Estranea ad ogni mitizzazione dell’estetica fascista, Ghitta Carell ha mitizzato solo la raffinatezza: è per questo che le sue fotografie restano, di quegli anni, l’unico vagheggiamento. Possibile e consentito.

La mostra rivisita la sua parabola artistica

Fu una star indiscussa ma occultò il suo essere ebrea

Ghitta Carell fu per oltre 30 anni il personaggio della fotografia più celebre d’Italia. La sua fama oscurò tutti gli altri. Nelle case degli italiani, la presenza di un ritratto eseguito da lei era uno status-symbol. Chiunque avesse potuto permetterselo, non vi rinunciava». Così spiega Diego Mormorio, curatore della mostra “Ghitta Carell e il potere del ritratto”. E di fatto, il suo nome entrò di diritto nello smart set dell’epoca. Ghitta Carell o del ritratto: l’unica, insostituibile in quegli anni, a Roma. Entrata nelle simpatie della nobiltà che affollava la sua anticamera, venne un giorno adottata dal regime (a Monaco e poi a Berlino la giovane Leni Riefenstahl, passata poi al cinema, aveva ricevuto to stesso crisma dai nazisti). Sembra dunque fondata l’opinione che il successo di Ghitta Carell provenga, oltre che dal nome straniero, principalmente dall’aver lavorato a Roma. Quella borghesia non cercava di meglio di quel gusto morbido e distinto in cui idealizzarsi. Padrona del mezzo tecnico, volle volontariamente piegarlo al gusto facile di altezzosi committenti che forse detestava, sapendoli indifferenti al più e al meglio che lei avrebbe saputo e potuto fornire. Durante le Leggi razziali, le fu intimato di defilarsi, di sparire. che nessuno l’avrebbe cercata.
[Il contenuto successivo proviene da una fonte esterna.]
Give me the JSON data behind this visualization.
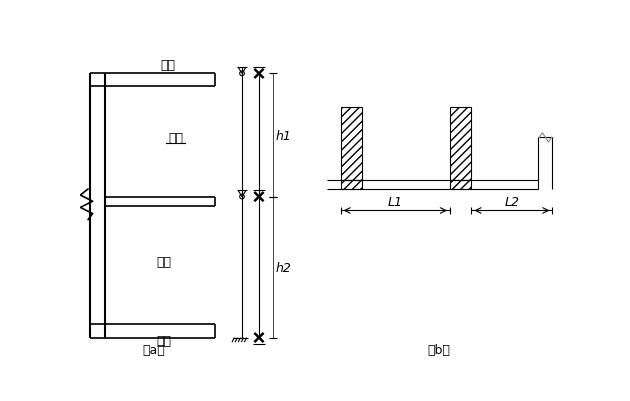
{
  "bg_color": "#ffffff",
  "line_color": "#000000",
  "label_a": "（a）",
  "label_b": "（b）",
  "text_dingban": "顶板",
  "text_cebi": "侧壁",
  "text_louban": "楼板",
  "text_diban": "底板",
  "text_h1": "h1",
  "text_h2": "h2",
  "text_L1": "L1",
  "text_L2": "L2",
  "font_size": 9,
  "font_size_label": 9
}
Oltre 150 fotografie in mostra a Roma, alla Fondazione Pastificio Cerere (via degli Ausoni 7, fino al 17 maggio, 0645422960), restituiscono la storia di un’epoca attraverso i protagonisti di allora, dagli anni Trenta agli anni Cinquanta. Voluta fortemente da Elsa Peretti, presidentre della Fondazione, la mostra riconsidera la figura della fotografa ungherese all’interno della vitalità della fotografia italiana e del tessuto culturale di allora, amica di scrittori, crirtici d’arte e scultori, da Bernard Berenson a Marino Marini. Personaggio controverso, volutamente dimenticato nel Dopoguerra, l’ipoteca fascista gravò a lungo sulla sua arte e non gli fu mai perdonata quella stagione compiacente, al di là della sua grandezza di ritrattista. Divenne cittadina italiana nel 1959. Emigrò in seguito in Israele e muore a Haifa nel 1972.